Gehörschutz gehört einfach dazu

Lärmmessungen
BGHW-Lärmexperte Markus Radtke (l.) und Ferdinand Rudolph bei Lärmmessungen im Schießkino.

Geschossen wird bei den Rudolphs nur mit Lärmschutz auf den Ohren. „Bei uns im Schießkino ist Gehörschutz Pflicht, sonst bleibt die Leinwand dunkel“, sagt Günter Ru­dolph bestimmt. Sein Sohn empfiehlt aktiven Kapselgehörschutz mit Mikrofon. „Im Schieß­stand kann man den Gehörschutz auflassen, wenn man sich unterhält. Und ab 85 dB (A) schaltet er automatisch in den Dämmmodus“, benennt er die technischen Vorteile dieses Schutzes.
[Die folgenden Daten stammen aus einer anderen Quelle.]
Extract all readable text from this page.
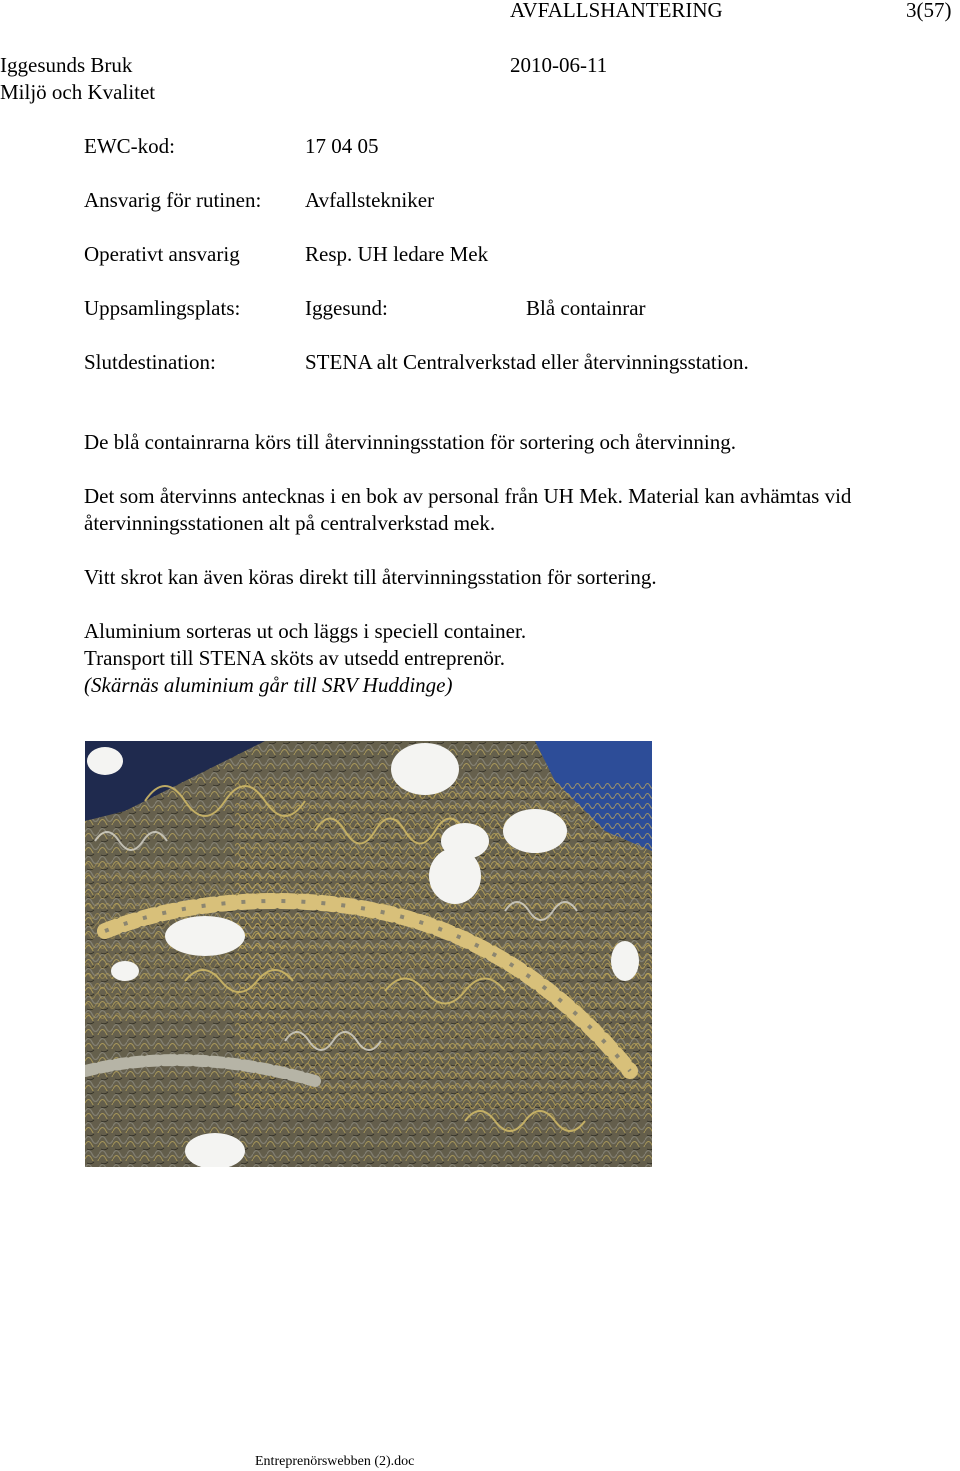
AVFALLSHANTERING	3(57)
Iggesunds Bruk	2010-06-11
Miljö och Kvalitet
EWC-kod:	17 04 05
Ansvarig för rutinen: Avfallstekniker
Operativt ansvarig	Resp. UH ledare Mek
Uppsamlingsplats:	Iggesund:	Blå containrar
Slutdestination:	STENA alt Centralverkstad eller återvinningsstation.

De blå containrarna körs till återvinningsstation för sortering och återvinning.

Det som återvinns antecknas i en bok av personal från UH Mek. Material kan avhämtas vid

återvinningsstationen alt på centralverkstad mek.

Vitt skrot kan även köras direkt till återvinningsstation för sortering.

Aluminium sorteras ut och läggs i speciell container.

Transport till STENA sköts av utsedd entreprenör.

(Skärnäs aluminium går till SRV Huddinge)

Entreprenörswebben (2).doc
Sogenannte HML-Werte geben für ei­nen Gehörschutz an, wie hoch die Schalldäm­mung für die Frequenzbereiche hoch (H(igh)), mittel (M(edium)) und tief (L(ow)) ist. „Im Durchschnitt beträgt die Schallreduzierung zwischen 25 und 30 dB. Bei Waffen mit ganz großen Kalibern kommt der Kapselgehör­schutz also an seine Grenzen“, ergänzt BGHW-Lärmexperte Markus Radtke. Hier können zu­sätzlich Ohrstöpsel helfen. Als Hobbyjäger unterrichtet der 30-jährige Juniorchef an der Jagdschule. Dort behandelt er das Thema Schalldämpfer intensiv. Die wa­ren in Deutschland bis zum Jahr 2015 gesetz­lich verboten. Bei der Jagd haben sie viele Vor­teile: Verringerter Mündungsknall um rund 30 dB, das Mündungsfeuer wird reduziert, der Rückstoß gemindert. Zudem schützen sie die empfindlichen Ohren der Jagdhunde. „Inzwi­schen gehen 98 Prozent der Neuwaffen nur noch mit Schalldämpfer über die Ladenthe­ke“, erzählt Ferdinand Rudolph. Natürlich kommen sie auch im Schießkino zum Einsatz. Gehörschutz auf den Ohren und Schalldämp­fer auf der Waffe – damit kann der Lärm der Schüsse aus dem Großkaliber auf ein gesund­heitsverträgliches Maß reduziert werden.

 

Schlecht zu hören ist wirklich bescheiden. Es ist ein enormer Verlust an Lebensqualität.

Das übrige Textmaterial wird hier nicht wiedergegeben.